Das Wichtigste in Kürze

  • In Deutschland machen Steuern und Abgaben je nach Sorte rund 43 bis 54 Prozent des Spritpreises aus – Benzin wird höher besteuert als Diesel.

  • Neben Steuern bestimmen Ölpreis, Dollar-Kurs und Wettbewerb zwischen den Tankstellen die Preise an der Zapfsäule.

  • Mit Preisvergleichs‑Apps wie ADAC Drive und einem Blick auf Spritpreise im Ausland können Autofahrer:innen ihre Tankkosten spürbar senken.

Wer an der Zapfsäule steht, merkt: Die Preise für Benzin und Diesel schwanken – manchmal sogar von einer Straßenecke zur nächsten. Dahinter steckt ein ganzer Mix aus Steuern, Rohstoffpreisen und Unternehmensgewinnen.
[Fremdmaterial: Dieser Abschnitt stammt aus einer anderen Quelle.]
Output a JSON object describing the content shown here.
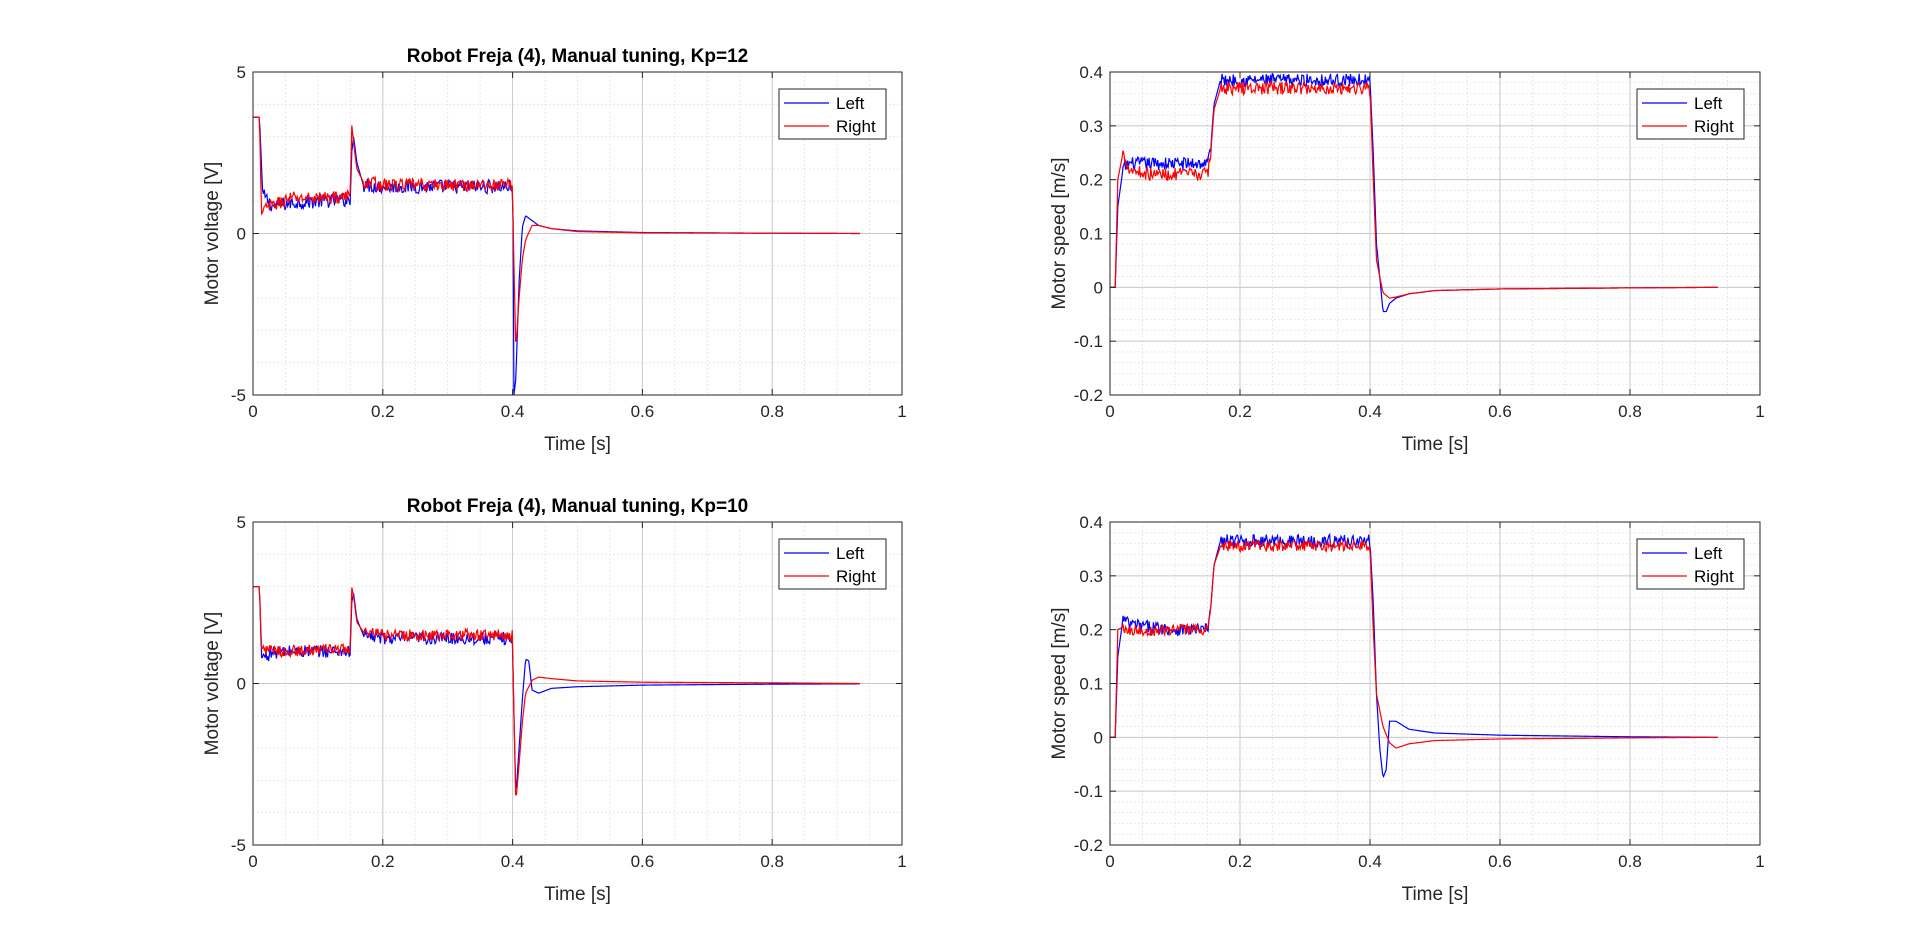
{
  "figure": {
    "background": "#ffffff"
  },
  "colors": {
    "left": "#0000ff",
    "right": "#ff0000",
    "axis": "#262626",
    "grid": "#dcdcdc"
  },
  "chart_data": [
    {
      "type": "line",
      "title": "Robot Freja (4), Manual tuning, Kp=12",
      "xlabel": "Time [s]",
      "ylabel": "Motor voltage [V]",
      "xlim": [
        0,
        1
      ],
      "ylim": [
        -5,
        5
      ],
      "xticks": [
        0,
        0.2,
        0.4,
        0.6,
        0.8,
        1
      ],
      "xtick_labels": [
        "0",
        "0.2",
        "0.4",
        "0.6",
        "0.8",
        "1"
      ],
      "yticks": [
        -5,
        0,
        5
      ],
      "ytick_labels": [
        "-5",
        "0",
        "5"
      ],
      "grid": true,
      "minor_grid": true,
      "legend_position": "top-right",
      "series": [
        {
          "name": "Left",
          "color": "#0000ff",
          "x": [
            0,
            0.005,
            0.01,
            0.015,
            0.03,
            0.06,
            0.1,
            0.15,
            0.152,
            0.155,
            0.16,
            0.17,
            0.2,
            0.3,
            0.4,
            0.401,
            0.402,
            0.405,
            0.41,
            0.415,
            0.42,
            0.43,
            0.44,
            0.46,
            0.5,
            0.6,
            0.8,
            0.935
          ],
          "y": [
            3.6,
            3.6,
            3.6,
            1.2,
            0.85,
            0.95,
            1.0,
            1.05,
            2.5,
            3.0,
            2.2,
            1.5,
            1.45,
            1.45,
            1.45,
            0,
            -5.0,
            -4.5,
            -1.5,
            0.2,
            0.55,
            0.4,
            0.25,
            0.15,
            0.08,
            0.03,
            0.01,
            0.0
          ],
          "noise": 0.22,
          "noise_ranges": [
            [
              0.015,
              0.15
            ],
            [
              0.17,
              0.4
            ]
          ]
        },
        {
          "name": "Right",
          "color": "#ff0000",
          "x": [
            0,
            0.005,
            0.01,
            0.013,
            0.02,
            0.06,
            0.1,
            0.15,
            0.152,
            0.155,
            0.16,
            0.17,
            0.2,
            0.3,
            0.4,
            0.401,
            0.405,
            0.41,
            0.415,
            0.42,
            0.43,
            0.44,
            0.46,
            0.5,
            0.6,
            0.8,
            0.935
          ],
          "y": [
            3.6,
            3.6,
            3.6,
            0.6,
            0.8,
            1.1,
            1.1,
            1.15,
            3.4,
            2.8,
            2.0,
            1.6,
            1.5,
            1.5,
            1.5,
            0,
            -3.6,
            -2.0,
            -0.8,
            -0.2,
            0.25,
            0.25,
            0.15,
            0.06,
            0.02,
            0.01,
            0.0
          ],
          "noise": 0.2,
          "noise_ranges": [
            [
              0.015,
              0.15
            ],
            [
              0.17,
              0.4
            ]
          ]
        }
      ]
    },
    {
      "type": "line",
      "title": "",
      "xlabel": "Time [s]",
      "ylabel": "Motor speed [m/s]",
      "xlim": [
        0,
        1
      ],
      "ylim": [
        -0.2,
        0.4
      ],
      "xticks": [
        0,
        0.2,
        0.4,
        0.6,
        0.8,
        1
      ],
      "xtick_labels": [
        "0",
        "0.2",
        "0.4",
        "0.6",
        "0.8",
        "1"
      ],
      "yticks": [
        -0.2,
        -0.1,
        0,
        0.1,
        0.2,
        0.3,
        0.4
      ],
      "ytick_labels": [
        "-0.2",
        "-0.1",
        "0",
        "0.1",
        "0.2",
        "0.3",
        "0.4"
      ],
      "grid": true,
      "minor_grid": true,
      "legend_position": "top-right",
      "series": [
        {
          "name": "Left",
          "color": "#0000ff",
          "x": [
            0,
            0.008,
            0.012,
            0.02,
            0.03,
            0.06,
            0.1,
            0.15,
            0.155,
            0.16,
            0.17,
            0.2,
            0.3,
            0.4,
            0.405,
            0.41,
            0.415,
            0.42,
            0.425,
            0.43,
            0.44,
            0.46,
            0.5,
            0.6,
            0.8,
            0.935
          ],
          "y": [
            0,
            0,
            0.15,
            0.22,
            0.23,
            0.23,
            0.23,
            0.23,
            0.26,
            0.34,
            0.385,
            0.385,
            0.385,
            0.385,
            0.25,
            0.08,
            0.02,
            -0.045,
            -0.045,
            -0.03,
            -0.02,
            -0.012,
            -0.006,
            -0.003,
            -0.001,
            0.0
          ],
          "noise": 0.012,
          "noise_ranges": [
            [
              0.02,
              0.155
            ],
            [
              0.17,
              0.4
            ]
          ]
        },
        {
          "name": "Right",
          "color": "#ff0000",
          "x": [
            0,
            0.008,
            0.012,
            0.02,
            0.03,
            0.06,
            0.1,
            0.15,
            0.155,
            0.16,
            0.17,
            0.2,
            0.3,
            0.4,
            0.405,
            0.41,
            0.415,
            0.42,
            0.43,
            0.44,
            0.46,
            0.5,
            0.6,
            0.8,
            0.935
          ],
          "y": [
            0,
            0,
            0.2,
            0.25,
            0.22,
            0.21,
            0.21,
            0.21,
            0.25,
            0.33,
            0.37,
            0.37,
            0.37,
            0.37,
            0.2,
            0.05,
            0.02,
            -0.01,
            -0.02,
            -0.018,
            -0.012,
            -0.006,
            -0.003,
            -0.001,
            0.0
          ],
          "noise": 0.012,
          "noise_ranges": [
            [
              0.02,
              0.155
            ],
            [
              0.17,
              0.4
            ]
          ]
        }
      ]
    },
    {
      "type": "line",
      "title": "Robot Freja (4), Manual tuning, Kp=10",
      "xlabel": "Time [s]",
      "ylabel": "Motor voltage [V]",
      "xlim": [
        0,
        1
      ],
      "ylim": [
        -5,
        5
      ],
      "xticks": [
        0,
        0.2,
        0.4,
        0.6,
        0.8,
        1
      ],
      "xtick_labels": [
        "0",
        "0.2",
        "0.4",
        "0.6",
        "0.8",
        "1"
      ],
      "yticks": [
        -5,
        0,
        5
      ],
      "ytick_labels": [
        "-5",
        "0",
        "5"
      ],
      "grid": true,
      "minor_grid": true,
      "legend_position": "top-right",
      "series": [
        {
          "name": "Left",
          "color": "#0000ff",
          "x": [
            0,
            0.005,
            0.01,
            0.013,
            0.03,
            0.06,
            0.1,
            0.15,
            0.152,
            0.155,
            0.16,
            0.17,
            0.2,
            0.3,
            0.4,
            0.401,
            0.405,
            0.41,
            0.415,
            0.42,
            0.425,
            0.43,
            0.44,
            0.46,
            0.5,
            0.6,
            0.8,
            0.935
          ],
          "y": [
            3.0,
            3.0,
            3.0,
            0.8,
            0.95,
            1.0,
            1.0,
            1.0,
            2.5,
            2.8,
            2.0,
            1.5,
            1.4,
            1.4,
            1.4,
            0,
            -3.5,
            -2.0,
            -0.5,
            0.75,
            0.7,
            -0.2,
            -0.3,
            -0.15,
            -0.1,
            -0.05,
            -0.02,
            -0.01
          ],
          "noise": 0.2,
          "noise_ranges": [
            [
              0.015,
              0.15
            ],
            [
              0.17,
              0.4
            ]
          ]
        },
        {
          "name": "Right",
          "color": "#ff0000",
          "x": [
            0,
            0.005,
            0.01,
            0.013,
            0.03,
            0.06,
            0.1,
            0.15,
            0.152,
            0.155,
            0.16,
            0.17,
            0.2,
            0.3,
            0.4,
            0.401,
            0.405,
            0.41,
            0.415,
            0.42,
            0.43,
            0.44,
            0.46,
            0.5,
            0.6,
            0.8,
            0.935
          ],
          "y": [
            3.0,
            3.0,
            3.0,
            1.1,
            1.0,
            1.0,
            1.05,
            1.05,
            3.0,
            2.7,
            1.9,
            1.6,
            1.5,
            1.5,
            1.5,
            0,
            -3.7,
            -2.5,
            -1.2,
            -0.3,
            0.1,
            0.2,
            0.15,
            0.08,
            0.04,
            0.02,
            0.0
          ],
          "noise": 0.18,
          "noise_ranges": [
            [
              0.015,
              0.15
            ],
            [
              0.17,
              0.4
            ]
          ]
        }
      ]
    },
    {
      "type": "line",
      "title": "",
      "xlabel": "Time [s]",
      "ylabel": "Motor speed [m/s]",
      "xlim": [
        0,
        1
      ],
      "ylim": [
        -0.2,
        0.4
      ],
      "xticks": [
        0,
        0.2,
        0.4,
        0.6,
        0.8,
        1
      ],
      "xtick_labels": [
        "0",
        "0.2",
        "0.4",
        "0.6",
        "0.8",
        "1"
      ],
      "yticks": [
        -0.2,
        -0.1,
        0,
        0.1,
        0.2,
        0.3,
        0.4
      ],
      "ytick_labels": [
        "-0.2",
        "-0.1",
        "0",
        "0.1",
        "0.2",
        "0.3",
        "0.4"
      ],
      "grid": true,
      "minor_grid": true,
      "legend_position": "top-right",
      "series": [
        {
          "name": "Left",
          "color": "#0000ff",
          "x": [
            0,
            0.008,
            0.012,
            0.02,
            0.03,
            0.06,
            0.1,
            0.15,
            0.155,
            0.16,
            0.17,
            0.2,
            0.3,
            0.4,
            0.405,
            0.41,
            0.415,
            0.42,
            0.425,
            0.43,
            0.44,
            0.46,
            0.5,
            0.6,
            0.8,
            0.935
          ],
          "y": [
            0,
            0,
            0.15,
            0.22,
            0.21,
            0.205,
            0.2,
            0.2,
            0.24,
            0.32,
            0.365,
            0.365,
            0.365,
            0.365,
            0.25,
            0.08,
            -0.02,
            -0.075,
            -0.06,
            0.03,
            0.03,
            0.015,
            0.008,
            0.004,
            0.001,
            0.0
          ],
          "noise": 0.012,
          "noise_ranges": [
            [
              0.02,
              0.155
            ],
            [
              0.17,
              0.4
            ]
          ]
        },
        {
          "name": "Right",
          "color": "#ff0000",
          "x": [
            0,
            0.008,
            0.012,
            0.02,
            0.03,
            0.06,
            0.1,
            0.15,
            0.155,
            0.16,
            0.17,
            0.2,
            0.3,
            0.4,
            0.405,
            0.41,
            0.415,
            0.42,
            0.43,
            0.44,
            0.46,
            0.5,
            0.6,
            0.8,
            0.935
          ],
          "y": [
            0,
            0,
            0.2,
            0.205,
            0.2,
            0.198,
            0.2,
            0.2,
            0.24,
            0.32,
            0.355,
            0.355,
            0.355,
            0.355,
            0.2,
            0.08,
            0.05,
            0.02,
            -0.01,
            -0.02,
            -0.012,
            -0.006,
            -0.003,
            -0.001,
            0.0
          ],
          "noise": 0.01,
          "noise_ranges": [
            [
              0.02,
              0.155
            ],
            [
              0.17,
              0.4
            ]
          ]
        }
      ]
    }
  ]
}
In Deutschland macht der Staat dabei einen besonders großen Anteil aus.

Nach aktuellen Berechnungen lag Anfang April 2026 der Anteil von Steuern und Abgaben am Preis für Super E10 bei rund 54 Prozent, bei Diesel bei etwa 43 Prozent. Im Jahr 2025 waren es sogar im Schnitt 64 Prozent bei Benzin und 56 Prozent bei Diesel.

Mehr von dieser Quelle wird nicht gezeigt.